|Proof:||107 (53.5% ABV)|
Evan Williams 23 Year is not exclusive to the Japanese market, but it was created for the Japanese market in the late 1980s. Like Evan Williams 12 Year, it is possible to purchase this bottle at the Heaven Hill gift shop.
The earliest Evan Williams 23 Year of which I am aware was barreled in 1966 and bottled in 1989. Early bottles of Evan Williams listed the distillation year on the front of the bottle below the neck. I am not sure how long this practice continued, but I have seen bottles labeled 1968 and 1969.
This bourbon is unique because of its high proof. Most extra-aged bourbon have to be watered down to <100 proof in order to be palatable - otherwise the oaky flavors overwhelm the palate - or are bottled from barrels that have lost proof over time.
For example, Elijah Craig 18 is only 90 proof. Pappy Van Winkle 20 and 23 year are only 90.4 and 95.6 proof, respectively. Wild Turkey Master's Keep 17 is only 86.8 proof.
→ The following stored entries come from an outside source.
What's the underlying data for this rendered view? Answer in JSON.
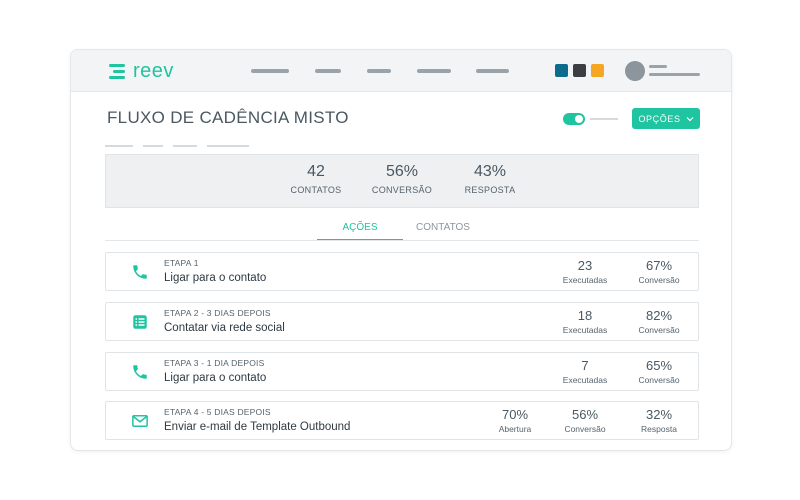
{
  "brand": {
    "logo_text": "reev",
    "accent": "#1fc4a0"
  },
  "header": {
    "swatches": [
      "#0d6b8c",
      "#3b3f43",
      "#f5a623"
    ]
  },
  "page": {
    "title": "FLUXO DE CADÊNCIA MISTO",
    "options_label": "OPÇÕES",
    "toggle_on": true
  },
  "stats": [
    {
      "value": "42",
      "label": "CONTATOS"
    },
    {
      "value": "56%",
      "label": "CONVERSÃO"
    },
    {
      "value": "43%",
      "label": "RESPOSTA"
    }
  ],
  "tabs": [
    {
      "label": "AÇÕES",
      "active": true
    },
    {
      "label": "CONTATOS",
      "active": false
    }
  ],
  "steps": [
    {
      "icon": "phone-icon",
      "step": "ETAPA 1",
      "title": "Ligar para o contato",
      "metrics": [
        {
          "value": "23",
          "label": "Executadas"
        },
        {
          "value": "67%",
          "label": "Conversão"
        }
      ]
    },
    {
      "icon": "social-list-icon",
      "step": "ETAPA 2 - 3 DIAS DEPOIS",
      "title": "Contatar via rede social",
      "metrics": [
        {
          "value": "18",
          "label": "Executadas"
        },
        {
          "value": "82%",
          "label": "Conversão"
        }
      ]
    },
    {
      "icon": "phone-icon",
      "step": "ETAPA 3 - 1 DIA DEPOIS",
      "title": "Ligar para o contato",
      "metrics": [
        {
          "value": "7",
          "label": "Executadas"
        },
        {
          "value": "65%",
          "label": "Conversão"
        }
      ]
    },
    {
      "icon": "email-icon",
      "step": "ETAPA 4 - 5 DIAS DEPOIS",
      "title": "Enviar e-mail de Template Outbound",
      "metrics": [
        {
          "value": "70%",
          "label": "Abertura"
        },
        {
          "value": "56%",
          "label": "Conversão"
        },
        {
          "value": "32%",
          "label": "Resposta"
        }
      ]
    }
  ]
}
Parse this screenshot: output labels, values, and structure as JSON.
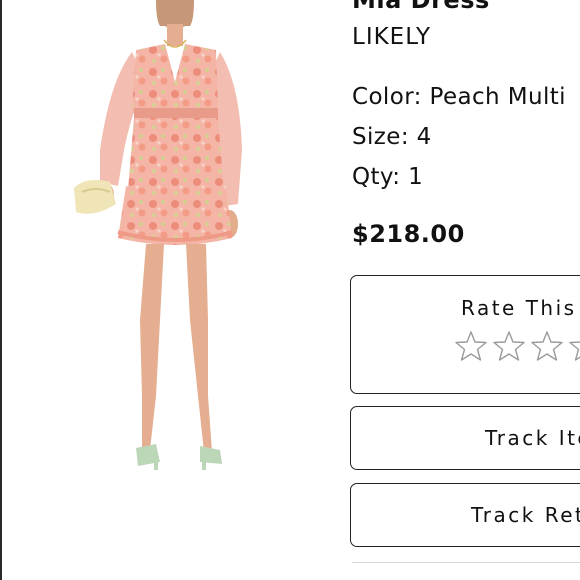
{
  "product": {
    "title": "Mia Dress",
    "brand": "LIKELY",
    "color": "Color: Peach Multi",
    "size": "Size: 4",
    "qty": "Qty: 1",
    "price": "$218.00"
  },
  "actions": {
    "rate_label": "Rate This",
    "track_item_label": "Track Item",
    "track_return_label": "Track Return"
  },
  "rating": {
    "max": 5,
    "value": 0
  },
  "icons": {
    "star": "star-outline-icon"
  },
  "colors": {
    "text": "#111111",
    "border": "#222222",
    "star_outline": "#9a9a9a",
    "dress_base": "#f3b2a4",
    "dress_pattern": "#e98a7b",
    "dress_accent": "#c9cf8a",
    "shoes": "#bcd6b8",
    "clutch": "#efe5b8",
    "skin": "#e8b291"
  }
}
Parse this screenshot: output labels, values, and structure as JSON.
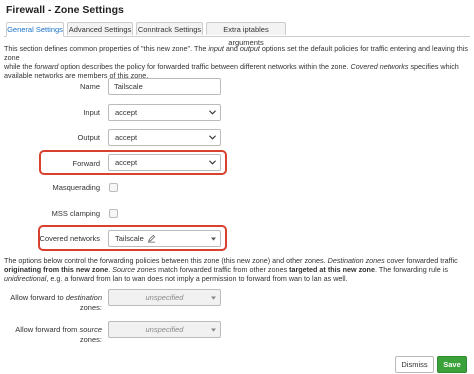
{
  "page_title": "Firewall - Zone Settings",
  "tabs": [
    {
      "label": "General Settings",
      "active": true
    },
    {
      "label": "Advanced Settings",
      "active": false
    },
    {
      "label": "Conntrack Settings",
      "active": false
    },
    {
      "label": "Extra iptables arguments",
      "active": false
    }
  ],
  "section1": {
    "line1_a": "This section defines common properties of \"this new zone\". The ",
    "input_word": "input",
    "and_word": " and ",
    "output_word": "output",
    "line1_b": " options set the default policies for traffic entering and leaving this zone",
    "line2_a": "while the ",
    "forward_word": "forward",
    "line2_b": " option describes the policy for forwarded traffic between different networks within the zone. ",
    "covered_word": "Covered networks",
    "line2_c": " specifies which",
    "line3": "available networks are members of this zone."
  },
  "fields": {
    "name": {
      "label": "Name",
      "value": "Tailscale"
    },
    "input": {
      "label": "Input",
      "value": "accept"
    },
    "output": {
      "label": "Output",
      "value": "accept"
    },
    "forward": {
      "label": "Forward",
      "value": "accept"
    },
    "masquerading": {
      "label": "Masquerading",
      "checked": false
    },
    "mss_clamping": {
      "label": "MSS clamping",
      "checked": false
    },
    "covered_networks": {
      "label": "Covered networks",
      "tag": "Tailscale"
    }
  },
  "section2": {
    "p1_a": "The options below control the forwarding policies between this zone (this new zone) and other zones. ",
    "dest_zones_word": "Destination zones",
    "p1_b": " cover forwarded traffic",
    "p2_bold1": "originating from this new zone",
    "p2_a": ". ",
    "source_zones_word": "Source zones",
    "p2_b": " match forwarded traffic from other zones ",
    "p2_bold2": "targeted at this new zone",
    "p2_c": ". The forwarding rule is",
    "unidirectional_word": "unidirectional",
    "p3": ", e.g. a forward from lan to wan does not imply a permission to forward from wan to lan as well."
  },
  "forwarding": {
    "dest_label_pre": "Allow forward to ",
    "dest_label_italic": "destination",
    "dest_label_line2": "zones:",
    "dest_value": "unspecified",
    "src_label_pre": "Allow forward from ",
    "src_label_italic": "source",
    "src_label_line2": "zones:",
    "src_value": "unspecified"
  },
  "footer": {
    "dismiss": "Dismiss",
    "save": "Save"
  },
  "colors": {
    "highlight": "#d9412f",
    "save": "#3aa13b",
    "active_tab": "#1a73c9"
  }
}
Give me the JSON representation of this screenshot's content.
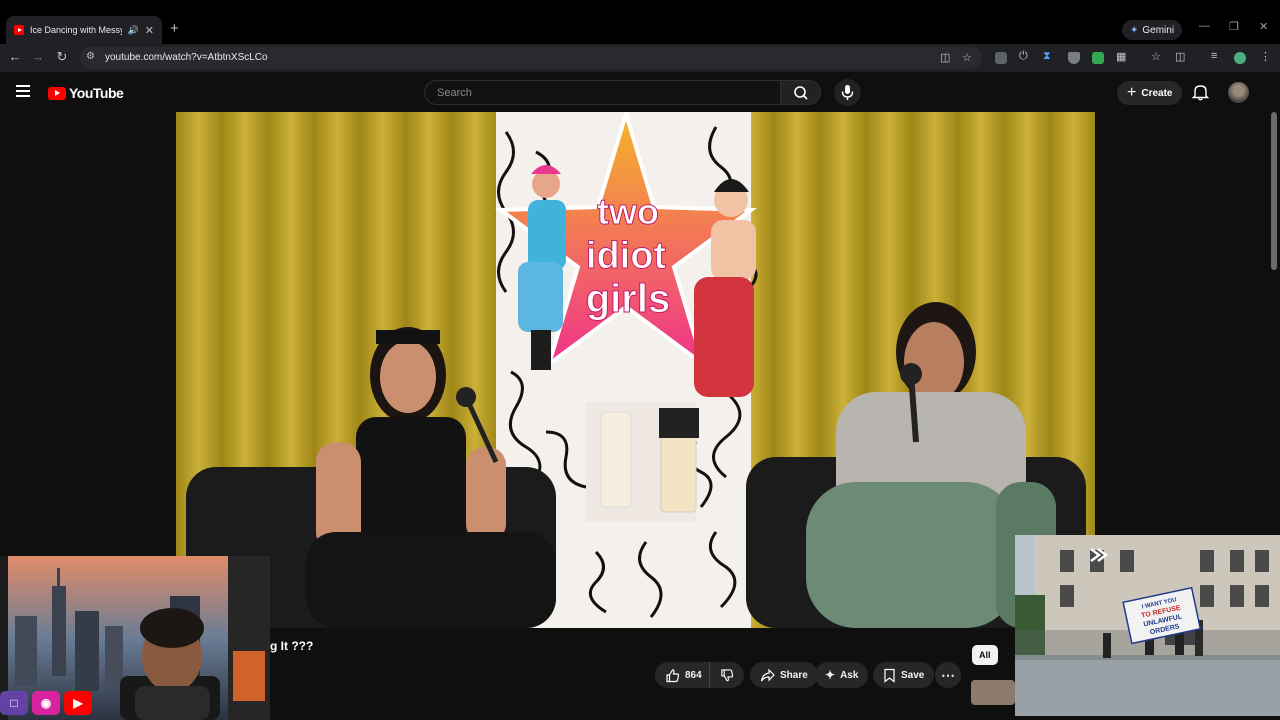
{
  "browser": {
    "tab_title": "Ice Dancing with Messy Bun",
    "new_tab_glyph": "+",
    "gemini_label": "Gemini",
    "url": "youtube.com/watch?v=AtbtnXScLCo"
  },
  "youtube": {
    "logo_text": "YouTube",
    "search_placeholder": "Search",
    "create_label": "Create"
  },
  "video": {
    "title_visible": "g It ???",
    "set_sign": {
      "line1": "two",
      "line2": "idiot",
      "line3": "girls"
    },
    "likes": "864",
    "share_label": "Share",
    "ask_label": "Ask",
    "save_label": "Save",
    "chip_all": "All"
  },
  "overlay": {
    "banner_line1": "I WANT YOU",
    "banner_line2": "TO REFUSE",
    "banner_line3": "UNLAWFUL",
    "banner_line4": "ORDERS"
  },
  "icons": [
    "speaker-icon",
    "close-icon",
    "back-icon",
    "forward-icon",
    "reload-icon",
    "site-settings-icon",
    "install-icon",
    "bookmark-star-icon",
    "menu-icon",
    "search-icon",
    "mic-icon",
    "bell-icon",
    "like-icon",
    "dislike-icon",
    "share-icon",
    "ask-icon",
    "save-icon",
    "more-icon"
  ],
  "colors": {
    "youtube_red": "#ff0000",
    "bg": "#0f0f0f",
    "curtain": "#c7ab2c",
    "pill": "#272727"
  }
}
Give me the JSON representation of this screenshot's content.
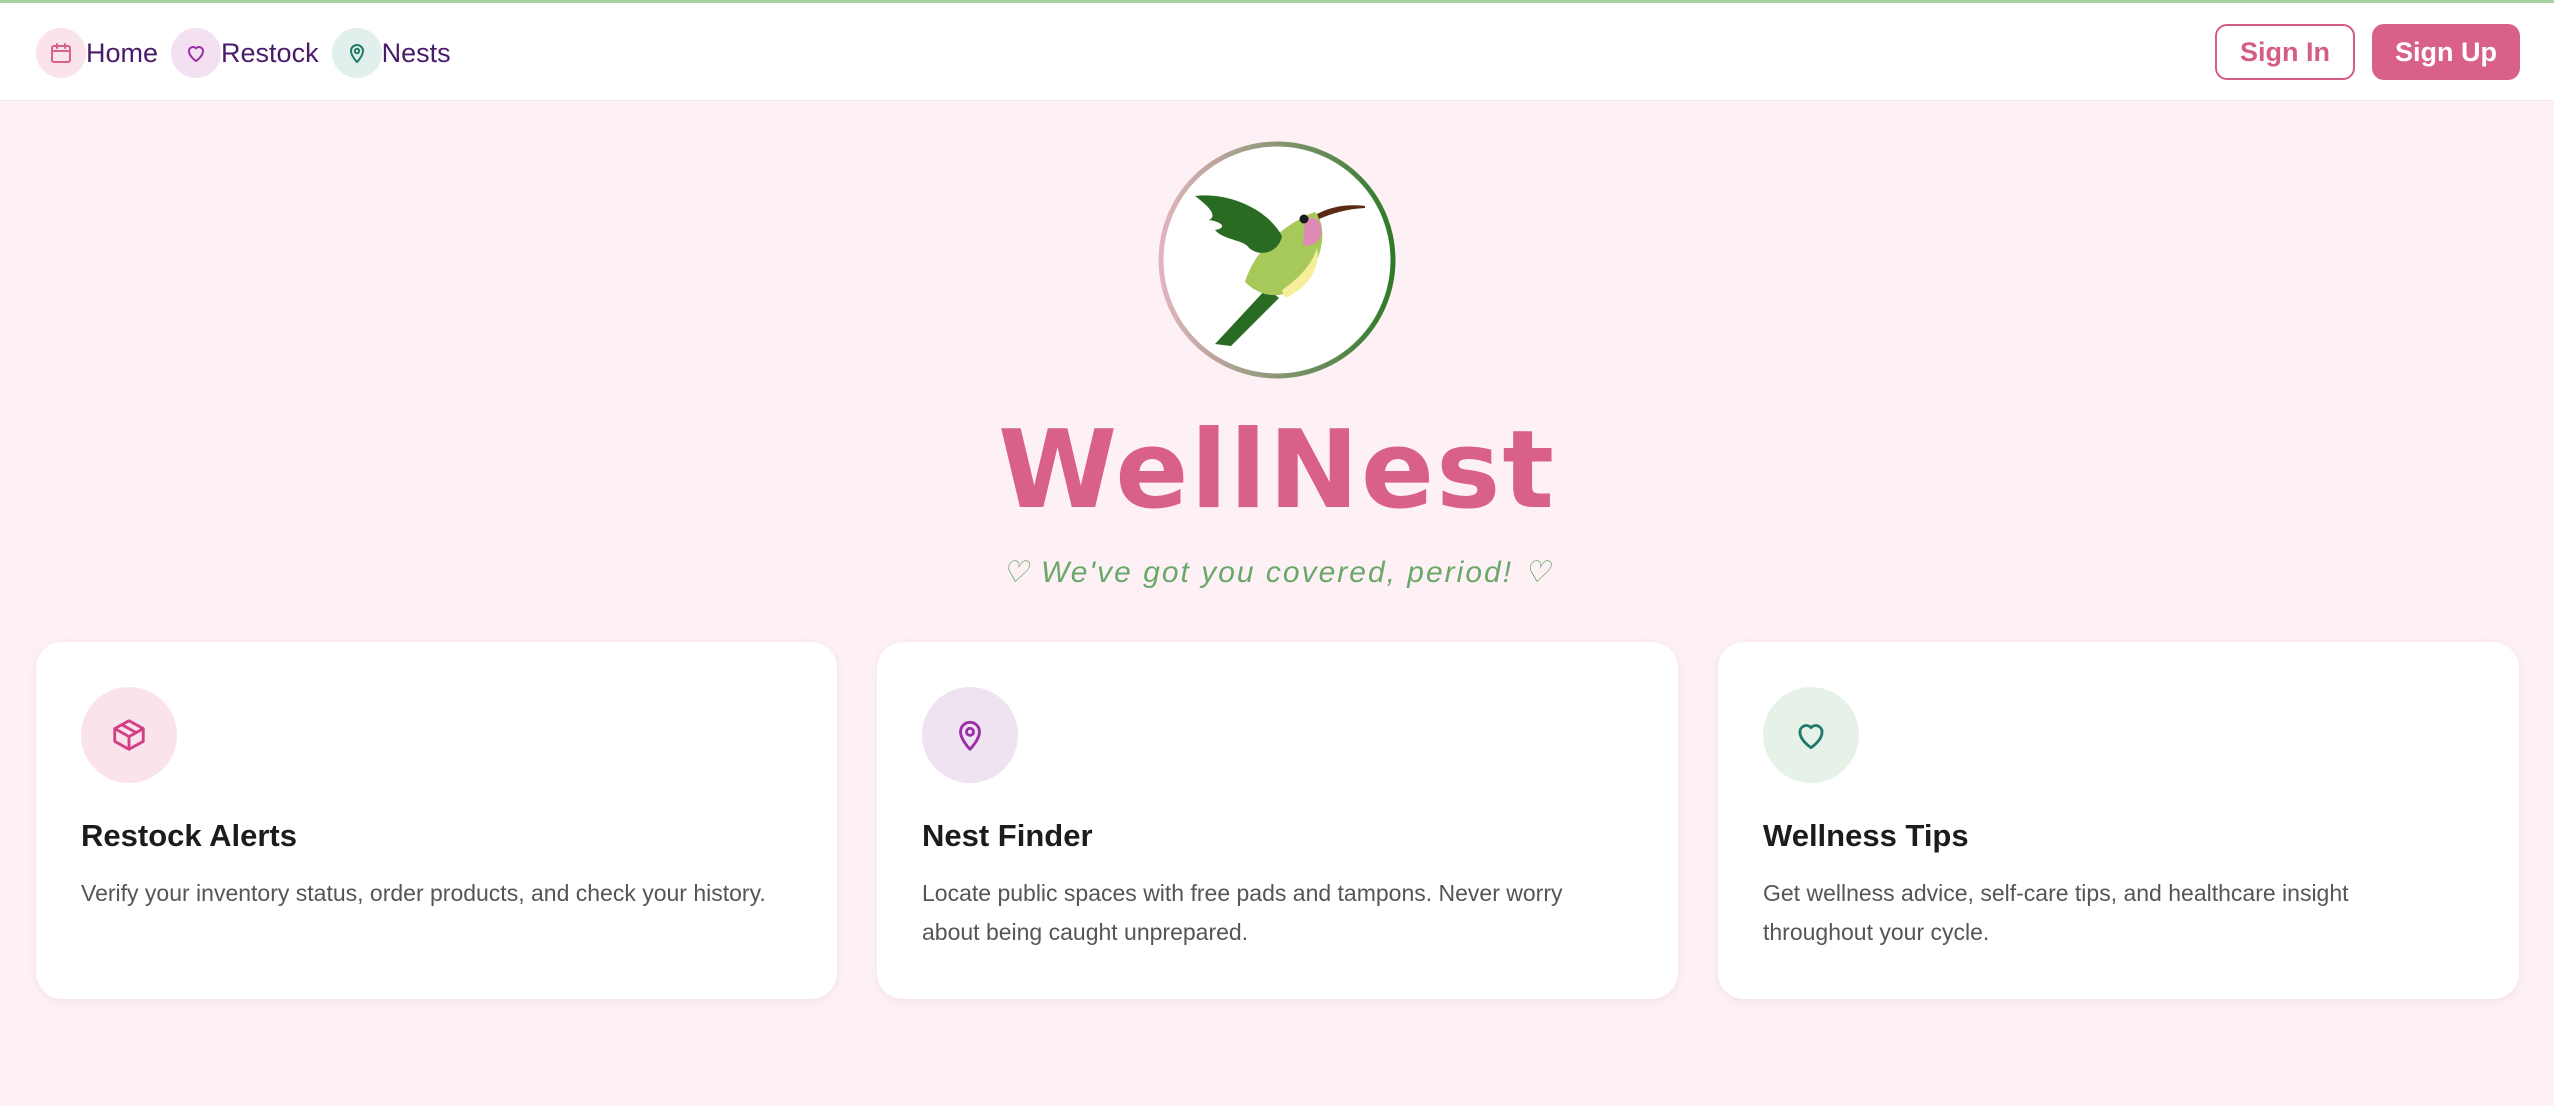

Greater than 100 proof bourbons that are over 15 years old are quite rare.
So, how does this one taste?
First off, it's very dark. Not unexpected for a 23-year-old bourbon., Moving on, the nose if very sweet and rich with notes of grape soda, honey, brown sugar, dark cherries and, you guessed it, wood.
The palate begins sweet, with notes of honey and dry, slightly tannic, oak before resolving into dark fruits. The finish is long, dry and very hot - it is dominated by wood.
While I really like this bourbon, this doesn't mean you should go to the Heaven Hill gift shop and buy it. First, this is an older bottling that was likely selected when Heaven Hill had an abundance of older stocks. Second, there is some speculation that the gift shop bottles of EW23 are inferior to the export bottlings.
Verdict: EW23 is a unique bourbon, but you should probably buy it in Japan instead of the Heaven Hill gift shop.